No more than two people per motorbike
Like most of the laws in this list, here’s one that you’ll see disobeyed every single day. Construction workers often pile four onto an old Honda Win, chugging along with legs splayed out wide. They’re the ones you’ll see making wild U-turns in the middle of the road the second they notice traffic police up ahead. It’s a minor offence, but it’s also one of the easiest for the police to spot.
There actually are speed limits
For motorbikes, the speed limit is 40km/h in urban areas and 60km/h on highways and rural roads — unless the signs tell you otherwise. Police set up checkpoints with radar guns and cameras these days, so you won’t have much choice but to pay. Your best bet is to go with the flow, since they can’t pull over everyone.
Try not to forget your kickstand
It’s scary as hell when you try to make a left-hand turn and your kickstand grinds into the pavement, especially when something as big as a dump truck is coming at you. It’s a common mistake, but it’s actually illegal and can result in significant fines if you come across a cop who goes by the book.
Don’t drink and drive
Drinking and driving is a huge problem in Vietnam, and police have stepped up efforts to curb it. The lower limit is 0.25mg/l of air, or 50mg/100ml of blood. If you blow over, the fines are steep, and don’t expect to be able to bribe your way out of it every time.
No horns at night
Even after living here for years, we didn’t know about this one. It turns out you aren’t allowed to use your horn between 10 pm and 5 am. We’ve never heard of anyone ever getting pulled over for this, but maybe hold off on using your horn at night when police are around.

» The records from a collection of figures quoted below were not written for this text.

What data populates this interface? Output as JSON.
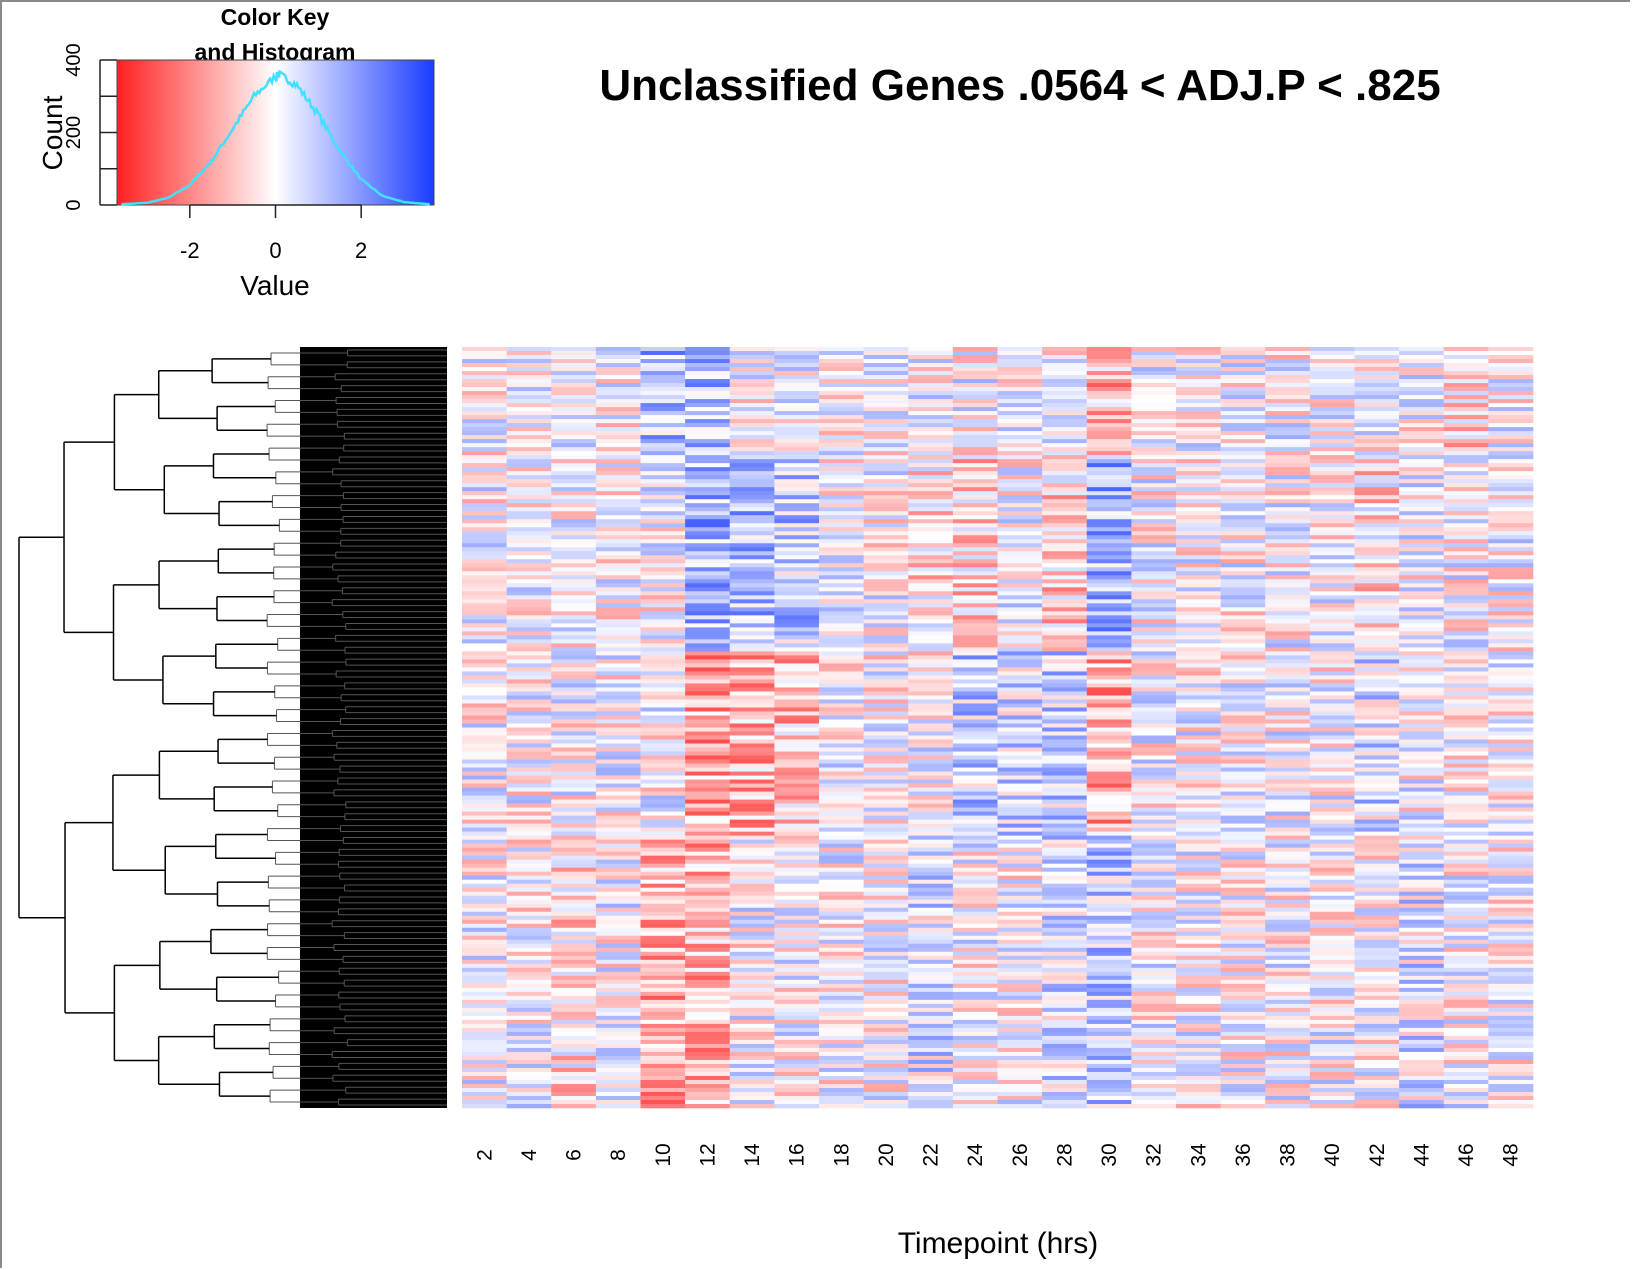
{
  "chart_data": [
    {
      "type": "histogram",
      "title": "Color Key\nand Histogram",
      "xlabel": "Value",
      "ylabel": "Count",
      "x_ticks": [
        "-2",
        "0",
        "2"
      ],
      "y_ticks": [
        "0",
        "200",
        "400"
      ],
      "xlim": [
        -3.7,
        3.7
      ],
      "ylim": [
        0,
        400
      ],
      "colors": {
        "low": "#ff2020",
        "mid": "#ffffff",
        "high": "#1a3cff",
        "curve": "#40e0ff"
      },
      "density": {
        "x": [
          -3.6,
          -3.0,
          -2.5,
          -2.0,
          -1.5,
          -1.0,
          -0.5,
          0.0,
          0.1,
          0.5,
          1.0,
          1.5,
          2.0,
          2.5,
          3.0,
          3.6
        ],
        "y": [
          2,
          6,
          20,
          55,
          120,
          210,
          300,
          355,
          360,
          330,
          250,
          150,
          70,
          25,
          8,
          2
        ]
      }
    },
    {
      "type": "heatmap",
      "title": "Unclassified Genes .0564 < ADJ.P < .825",
      "xlabel": "Timepoint (hrs)",
      "ylabel": "",
      "columns": [
        "2",
        "4",
        "6",
        "8",
        "10",
        "12",
        "14",
        "16",
        "18",
        "20",
        "22",
        "24",
        "26",
        "28",
        "30",
        "32",
        "34",
        "36",
        "38",
        "40",
        "42",
        "44",
        "46",
        "48"
      ],
      "value_range": [
        -3.7,
        3.7
      ],
      "row_dendrogram": true,
      "colors": {
        "low": "#ff2020",
        "mid": "#ffffff",
        "high": "#1a3cff"
      }
    }
  ]
}
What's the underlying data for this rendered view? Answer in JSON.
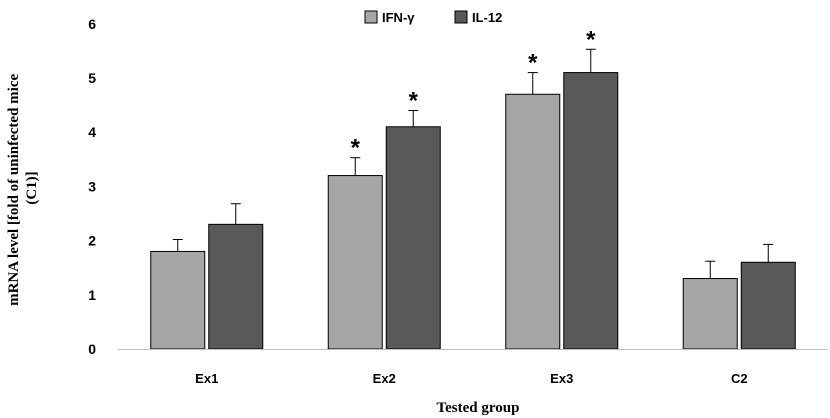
{
  "chart_data": {
    "type": "bar",
    "categories": [
      "Ex1",
      "Ex2",
      "Ex3",
      "C2"
    ],
    "series": [
      {
        "name": "IFN-γ",
        "values": [
          1.8,
          3.2,
          4.7,
          1.3
        ],
        "errors": [
          0.22,
          0.33,
          0.4,
          0.32
        ],
        "significant": [
          false,
          true,
          true,
          false
        ],
        "color": "#a6a6a6"
      },
      {
        "name": "IL-12",
        "values": [
          2.3,
          4.1,
          5.1,
          1.6
        ],
        "errors": [
          0.38,
          0.3,
          0.43,
          0.33
        ],
        "significant": [
          false,
          true,
          true,
          false
        ],
        "color": "#595959"
      }
    ],
    "xlabel": "Tested group",
    "ylabel_lines": [
      "mRNA level [fold of uninfected mice",
      "(C1)]"
    ],
    "ylim": [
      0,
      6
    ],
    "yticks": [
      0,
      1,
      2,
      3,
      4,
      5,
      6
    ],
    "grid": false,
    "legend": "top-center",
    "significance_marker": "*"
  }
}
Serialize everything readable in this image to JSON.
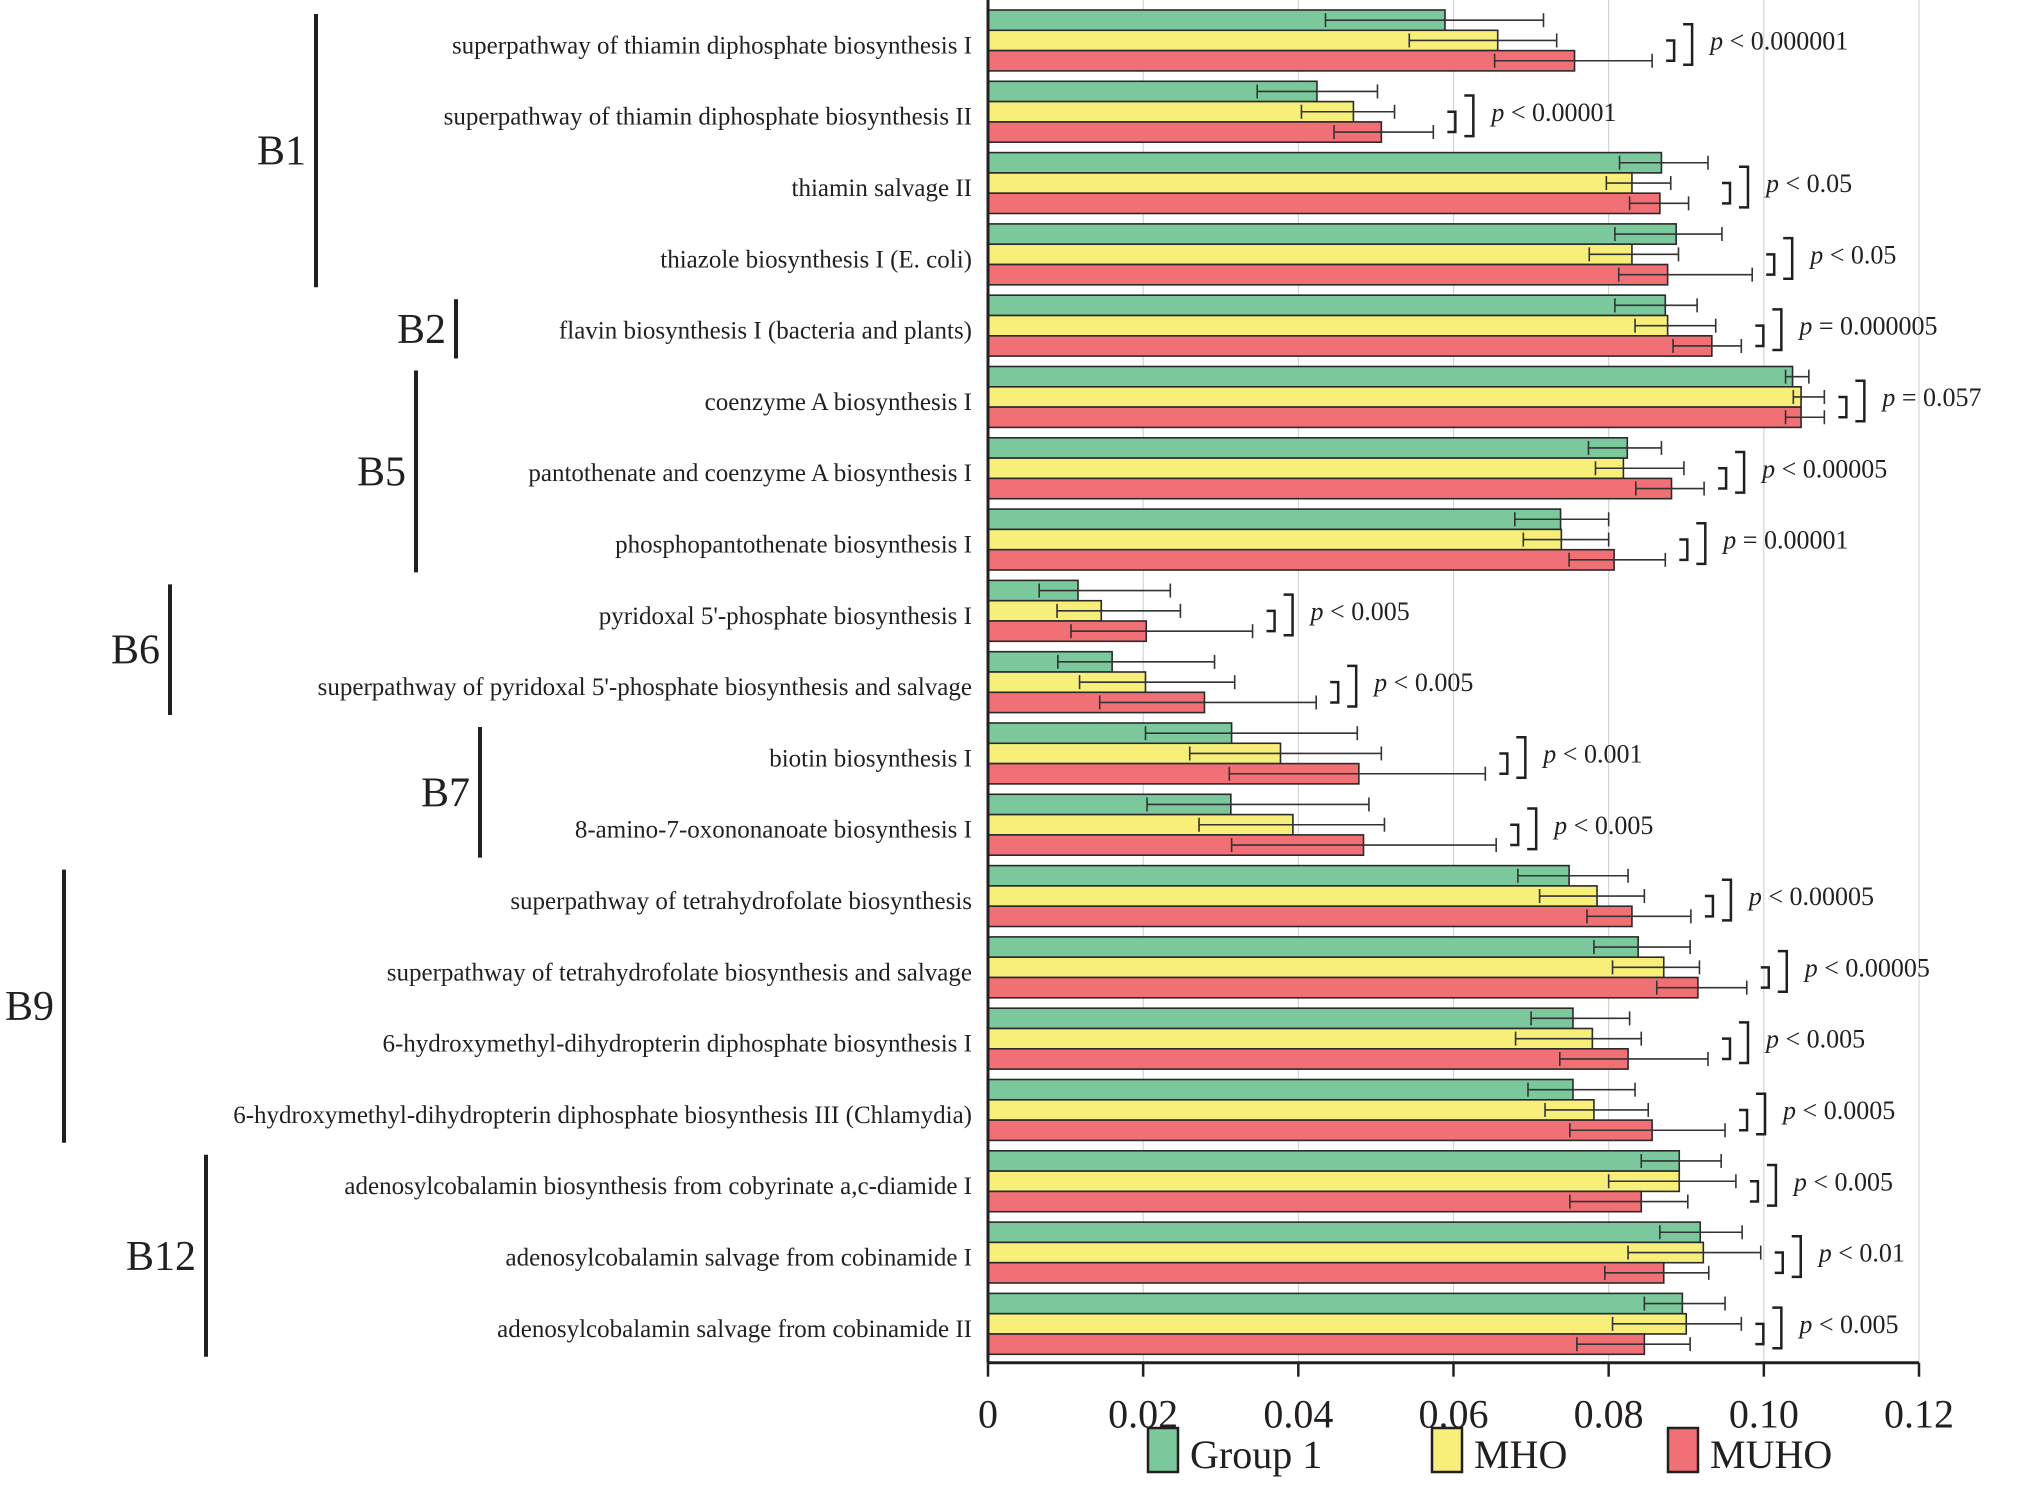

You’re not allowed to weave
One of most annoying kinds of drivers you’ll see on the roads in Vietnam is the guy doing wild zig-zags in heavy traffic. Not surprisingly, it’s illegal to do this. The problem for everyone else is that the law simply says that swaying is prohibited. It’s a vague term, but to be safe, try to avoid driving like you’re a slalom racer.
Don’t run away after an accident
Some people advise foreigners to get away from accidents as quickly as possible, because — even if they weren’t at fault — they’re often the targets of extortion. Heed this advice at your own risk, though. The fines for ‘absconding‘ from the scene of an accident, no matter how minor, can easily add up to more than what you would’ve paid just to settle it on the spot.
Don’t use your cellphone
But everyone else does, right? This is yet another one of those laws in Vietnam that everyone breaks, because they know the odds of getting pulled over are minuscule. There’s simply too many people yammering away on their mobile phones for the police to have much effect. Just don’t do it right in front of a cop. Don’t force them to do their jobs.
Helmets are mandatory
Foreigners in touristy spots like Phu Quoc Island and Nha Trang ride around without helmets all the time. It’s dangerous, but it’s also begging for the police to pull you over. The fine for not wearing a helmet is only 30,000vnd (~$1.50USD), but most of the people doing this also don’t have a licence or insurance, so they end up paying much more to get out of the situation.
You cannot ride side-by-side with somebody
Groups of friends often drive together like a moving wall, so nobody can pass them. It’s frustrating for everyone else on the road, and it’s also illegal. Don’t be those people.
You can’t give your friend a push
This one is kind of sad, actually. You see a friend on the side of the road, and their bike is out of gas, or something else is wrong with it. Like the decent human being you are, you offer to push them to the nearest repair shop. Then the police roll up. You’ll just have to hope the police officer who drives by doesn’t have a heart of coal.